Since I moved to Houston a few years back, I have taken quite a few trips down to Galveston. Usually these trips involve enjoying the beach, taking historical tours, or wandering the delightful touristy Strand. However, most forays into wining and dining have been a very mixed bag. That all changed yesterday when, after a day of visiting sites on the afternoon’s Historical Society tour, my wife and I wandered into an establishment called 21 and met Jonathan.
It was late afternoon and we were looking for a place to kill some time before finding a place to go have dinner. 21 looked promising, so we walked in and quickly realized that they probably were not yet open. Jonathan came out of the back room just as we were about to leave and assured us that it was ok to come on in and he would serve us, despite it being apparent that he was prepping for a big crowd that night.
We took a seat at the sparkling clean bar and were presented with a very well laid out drink menu. All totaled I would estimate that there were about 50 wines to choose from along with many variations on the martini, a reasonably decent beer selection, and a multitude of whisk(e)ys. I chose a nice old vine Zinfandel from Dry Creek, and my wife had some Roederer Estate Brut sparkling wine. Despite obviously having quite a bit to do, Jonathan took the time to talk wine and food with us, as well as proudly tell us about what his hometown has to offer. It seems we had been missing quite a lot.
After discussing our options for dinner, we decided that Rudy & Paco’s, directly across the street, sounded like exactly what we were looking for. Our friendly host called over and got us a couple of seats at the bar, despite the restaurant being fully booked. When we walked across the street, sure enough, the place was packed and they were turning folks away. However, at a nice cozy corner of the bar were two places set for us with a basket of crispy fried plantains and two sauces already there.

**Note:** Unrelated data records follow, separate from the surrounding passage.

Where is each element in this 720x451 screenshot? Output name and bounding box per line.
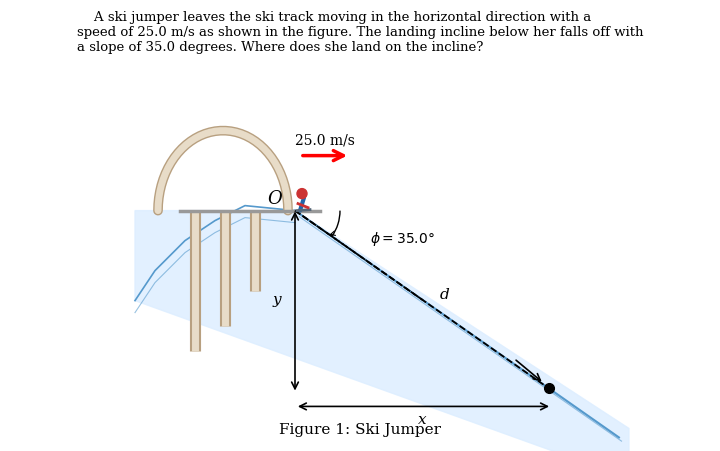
Text: Figure 1: Ski Jumper: Figure 1: Ski Jumper — [279, 423, 441, 437]
Text: 25.0 m/s: 25.0 m/s — [295, 133, 355, 147]
Text: $\phi = 35.0°$: $\phi = 35.0°$ — [370, 230, 435, 248]
Text: O: O — [268, 189, 282, 207]
Text: A ski jumper leaves the ski track moving in the horizontal direction with a
spee: A ski jumper leaves the ski track moving… — [77, 11, 643, 54]
Text: x: x — [418, 414, 426, 428]
Polygon shape — [135, 211, 629, 451]
Text: d: d — [440, 288, 450, 302]
Text: y: y — [273, 293, 282, 307]
Circle shape — [297, 189, 307, 198]
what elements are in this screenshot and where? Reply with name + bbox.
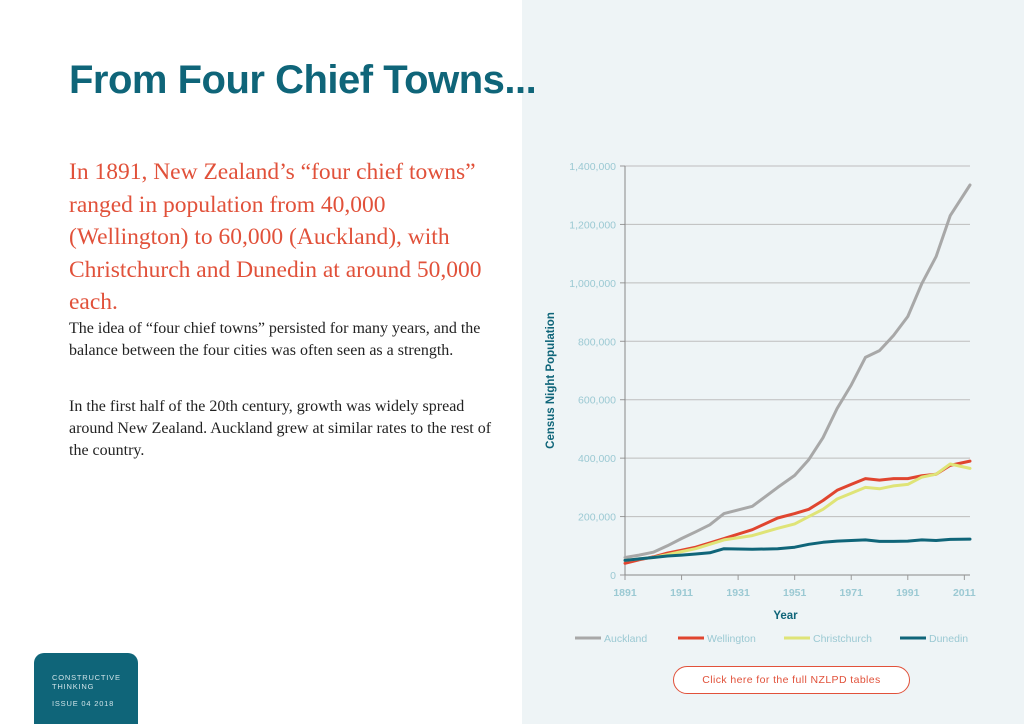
y-tick-label: 0	[610, 570, 616, 582]
x-tick-label: 1971	[840, 587, 864, 599]
y-tick-label: 600,000	[578, 395, 616, 407]
body-paragraph-1: The idea of “four chief towns” persisted…	[69, 320, 481, 359]
series-line-christchurch	[623, 462, 972, 562]
y-axis-title: Census Night Population	[545, 312, 557, 449]
legend-label-christchurch: Christchurch	[813, 633, 872, 645]
x-tick-label: 1991	[896, 587, 920, 599]
x-tick-label: 2011	[953, 587, 976, 599]
legend-label-auckland: Auckland	[604, 633, 647, 645]
x-tick-label: 1891	[613, 587, 637, 599]
series-line-dunedin	[623, 537, 972, 562]
nzlpd-tables-link-button[interactable]: Click here for the full NZLPD tables	[673, 666, 910, 694]
x-tick-label: 1931	[726, 587, 750, 599]
publication-name: CONSTRUCTIVE THINKING	[52, 673, 121, 691]
y-tick-label: 200,000	[578, 512, 616, 524]
y-tick-label: 1,200,000	[569, 219, 616, 231]
y-tick-label: 1,400,000	[569, 161, 616, 173]
x-axis-title: Year	[773, 610, 798, 622]
issue-badge: CONSTRUCTIVE THINKING ISSUE 04 2018	[34, 653, 138, 724]
right-panel	[522, 0, 1024, 724]
series-line-auckland	[623, 183, 972, 559]
legend-label-dunedin: Dunedin	[929, 633, 968, 645]
lead-paragraph: In 1891, New Zealand’s “four chief towns…	[69, 159, 482, 315]
y-tick-label: 800,000	[578, 336, 616, 348]
x-tick-label: 1951	[783, 587, 807, 599]
x-tick-label: 1911	[670, 587, 693, 599]
y-tick-label: 400,000	[578, 453, 616, 465]
population-line-chart: 0 200,000 400,000 600,000 800,000 1,000,000 1,…	[545, 161, 976, 645]
legend-label-wellington: Wellington	[707, 633, 756, 645]
y-tick-label: 1,000,000	[569, 278, 616, 290]
page-title: From Four Chief Towns...	[69, 58, 537, 102]
issue-label: ISSUE 04 2018	[52, 699, 115, 708]
body-paragraph-2: In the first half of the 20th century, g…	[69, 398, 492, 459]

Again, that Galveston friendliness was on display immediately everywhere, from the owner to the young women working behind the bar, we got smiles and the type of attentive service that seems to be in short supply these days. The menu was heavy on seafood dishes with a Caribbean and South American flair, and the wine list seemed to be very well chosen and complementary.
As I was in the mood for a simple seafood dish, I chose shrimp cooked in a white wine sauce and ordered a glass of Pinot Gris. My wife ordered pork medallions in a red wine mushroom sauce and paired it with a Pinot Noir, which if I hadn’t already decided that I was having seafood, would have been my choice, as well.
Both dishes were fantastic, and everyone that left while we were there stopped to tell the owner how much they had enjoyed their meals. We did the same on our way out and made our way back over to 21 for one last glass of wine and to thank Jonathan for his hospitality. Despite the place having gotten noticeably busier, he still made time to have a conversation with us, while making sure all of his customers were taken care of.
This is how a night out should be. Amazing that it all started because of a shared love of wine. Sometimes there is magic in the glass.